Friday I was in Wolverhampton for the Mental Health Nurse Academics (UK) meeting. As usual the day was partly about networking and catching up with colleagues from around the UK. The lunch time talk was around whether the Chief Nursing Officer’s post at the Department of Health would become a victim of the CSR cuts. With Dame Christine Beasley expected to step down next March there was a real sense that the Coalition Government will remove the post as part of its reforms. The post holder advises the government of the day on nursing policy and provides professional leadership to nurses across England. Nursing is by far the largest element of the workforce and accounts for most of the expenditure in the NHS. Being without such a high profile nurse voice in Government would not serve the profession or service users well. Wolverhampton also provided the most bizarre moment of the week. Before getting back onto the train home, I found myself standing amidst the Wolverhampton rush hour traffic and Friday night shoppers, speaking to my boss who happened to be in India at the time. Trying to have a sensible conversation in such circumstances was difficult, and the fact we were able to even attempt to talk in this way was surreal.

And the best news of the week, Aung San Suu Kyi being allowed to walk to freedom from house arrest in Burma today. It was a brilliant and breathtaking moment for both Aung San and Burma.

Sunday 7 November 2010

Remember, remember the 7th November?

November 7th is the 311th day of the year. There are now less than 50 days left before Christmas. The 7th also brings to a close British Sausage Week and last night we cooked and ate a few as we stood around our fireworks bonfire. This year we had six or seven young children join us, and I was surprised to hear that Guy Fawkes, does not get talked about in Schools anymore and the children had no idea what the ‘Guy’ on top of the fire symbolised. It seems that some of our history is being lost.

One group that does much too preserve our history and in particular our social and medical past is the Welcome Trust. The 7th November this year saw the last 'Nuns, Nurses and Nightingale's' themed tour of artefacts that trace the history of nursing, from informal care of the sick at home by family members, to a religious duty to trained vocational nurse, and ultimately to the autonomous professional we know today. I thought the focus for this event was interesting particularly as many nursing colleagues hold strong and disparaging views about the pharmaceutical industry and drug company sponsorship of training and other organisational events for health care staff.

Whilst I respect the right for others to hold these views, like most things, there are different aspects to every situation. For example, it was Sir Henry Wellcome who founded the Wellcome Trust. Wellcome co-founded a multinational pharmaceutical company. It was this company that developed many of the techniques still in use today to promote, branding and advertise medicines. Although amassing great wealth, Wellcome also funded pioneering medical research, and over the last 70 years the Welcome Trust has spent millions of pounds on research to improve our understanding of disease and to enable the development of treatments.

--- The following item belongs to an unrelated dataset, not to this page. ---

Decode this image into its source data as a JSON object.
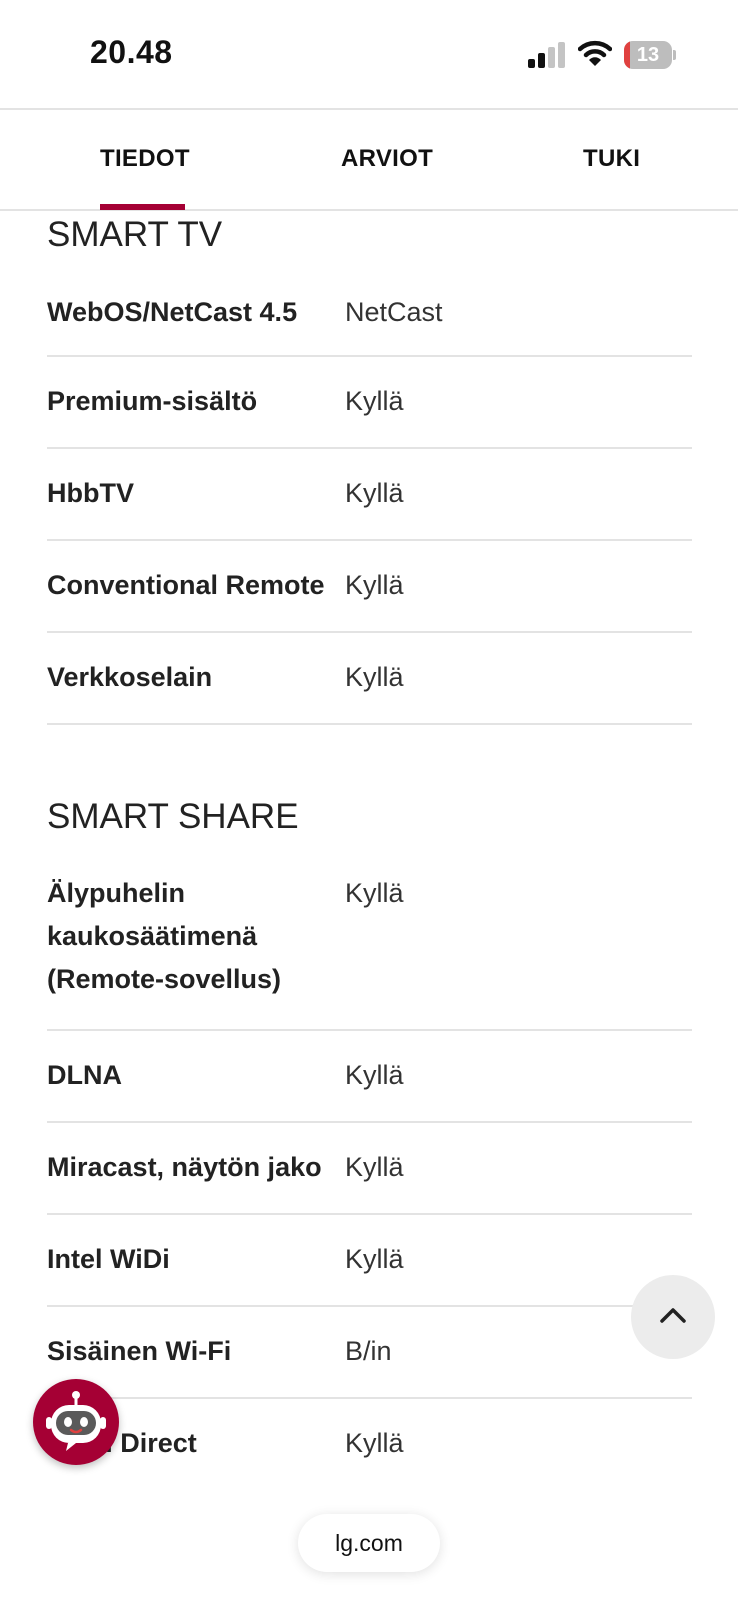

In January 1995, the Wellcome Trust Trustees sold most of their remaining interest in Wellcome to Glaxo, to form a new company, Glaxo Wellcome. This company merged in 2000 with SmithKlineBeecham creating GlaxoSmithKline (GSK) and its annual spend on research increased to over £650 million a year. It is an inheritance that continues to contribute to the promotion of our health and well being.

I find it somewhat amusing then that Guy Fawkes is remembered (by a certain generation at least) in somewhat fond terms, yet he was a villain and a very unpleasant man. Unhealthy we tend to celebrate the 5th of November (Fireworks night) with fireworks and bonfires, baked potatoes, hotpot and treacle toffee and usually copious amounts of alcohol. Yet Sir Henry Welcome and all that he stood for, and the legacy he left for us all is often seen in such prejudiced terms because of perceptions of the relationship between profit and exploitation. Perhaps philanthropy (Sir Henery) like religion (Guy Fawkes) will always give rise to much misunderstanding.